Carbon and Nitrogen flow through the Plant-Mycorrhiza-Soil continuum

SOM & Carbon cycling
Nutrient cycling
Plant-microbe Interactions

All plants release a substantial fraction of the carbon they assimilate via photosynthesis as root exudates into the soil, an input that significantly shapes soil microbial processes.

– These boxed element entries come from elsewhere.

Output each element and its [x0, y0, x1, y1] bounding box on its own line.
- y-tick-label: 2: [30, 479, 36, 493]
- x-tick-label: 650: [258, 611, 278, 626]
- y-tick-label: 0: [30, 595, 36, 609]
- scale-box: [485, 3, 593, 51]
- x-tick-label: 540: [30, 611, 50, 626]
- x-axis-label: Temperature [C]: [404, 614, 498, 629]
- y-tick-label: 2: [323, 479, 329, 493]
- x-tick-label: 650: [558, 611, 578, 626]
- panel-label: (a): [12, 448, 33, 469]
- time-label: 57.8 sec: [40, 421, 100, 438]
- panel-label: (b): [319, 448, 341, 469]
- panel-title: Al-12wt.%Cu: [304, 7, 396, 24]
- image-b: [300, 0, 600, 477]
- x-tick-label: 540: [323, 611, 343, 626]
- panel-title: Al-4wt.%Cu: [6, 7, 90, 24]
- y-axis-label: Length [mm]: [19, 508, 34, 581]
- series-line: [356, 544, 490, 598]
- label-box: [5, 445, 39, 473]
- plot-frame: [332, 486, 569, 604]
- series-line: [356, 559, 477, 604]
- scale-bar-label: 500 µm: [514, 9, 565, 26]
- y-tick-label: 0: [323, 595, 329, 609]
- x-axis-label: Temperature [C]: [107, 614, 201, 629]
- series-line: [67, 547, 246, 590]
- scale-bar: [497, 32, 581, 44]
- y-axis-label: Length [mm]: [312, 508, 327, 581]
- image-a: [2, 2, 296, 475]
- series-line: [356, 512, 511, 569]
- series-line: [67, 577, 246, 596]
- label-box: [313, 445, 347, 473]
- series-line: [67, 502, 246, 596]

Root exudates are known to accelerate microbial decomposition of soil organic matter in the so called ‘rhizosphere priming effect’. Rhizosphere priming increases both plant nutrient availability and the release of CO2 from soil to the atmosphere, thereby fundamentally influencing the terrestrial carbon cycle. While the carbon transfer from plants to soil via root exudates has been widely studied, only little is known about a possible transfer of recent carbon from plant to soil microbes via mycorrhizal fungal hyphae exudations. Do mycorrhizal fungi accelerate microbial decomposition of soil organic matter in a similar way to plant roots, by something like a ‘hyphosphere priming effect’? Given that almost 90% of all land plants have associations with mycorrhizal fungi this may be an important, but overlooked pathway for soil priming.

To assess the possible role of mycorrhizal fungi for soil C and N turnover it is necessary to understand mechanisms of C and N exchange along the possibly tripartite partnership among plants, mycorrhizal fungi and soil bacteria. We are using stable-isotope approaches (i.e. EA-IRMS, GC-IRMS and GC-MS-based measurements of plant, soil and soil microbial communities) to trace the flow of photosynthesized C and soil-added N through the plant-mycorrhiza-soil continuum of young beech (Fagus sylvatica) trees harboring a diverse set of mycorrhizal fungi. We aim to use nano-scale secondary ion mass spectrometry (NanoSIMS) to visualize 13C and 15N flow directly across the plant-fungus interface in mycorrhizal roots, and – in collaboration with collegues from the Division of Microbial Ecology (DOME, Group of Dagmar Woebken: Marlies Dietrich, Raphael Gabriel) - the fungus-microbe interface on fungal hyphae. Within this collaboration, the project also aims to analyse the microbiome associated with mycorrhizal root tips and hyphae.

Light and electron microscopy work, as well as sample preparations for NanoSIMS analysis are carried out at, and supported by the Core Facility for Cell Imaging and Ultrastructure Research/University of Vienna (CIUS), in collaboration with Marieluise Weidinger, Irene Lichtscheidl, and Siegfried Reipert. NanoSIMS analysis is carried out by Arno Schintlmeister.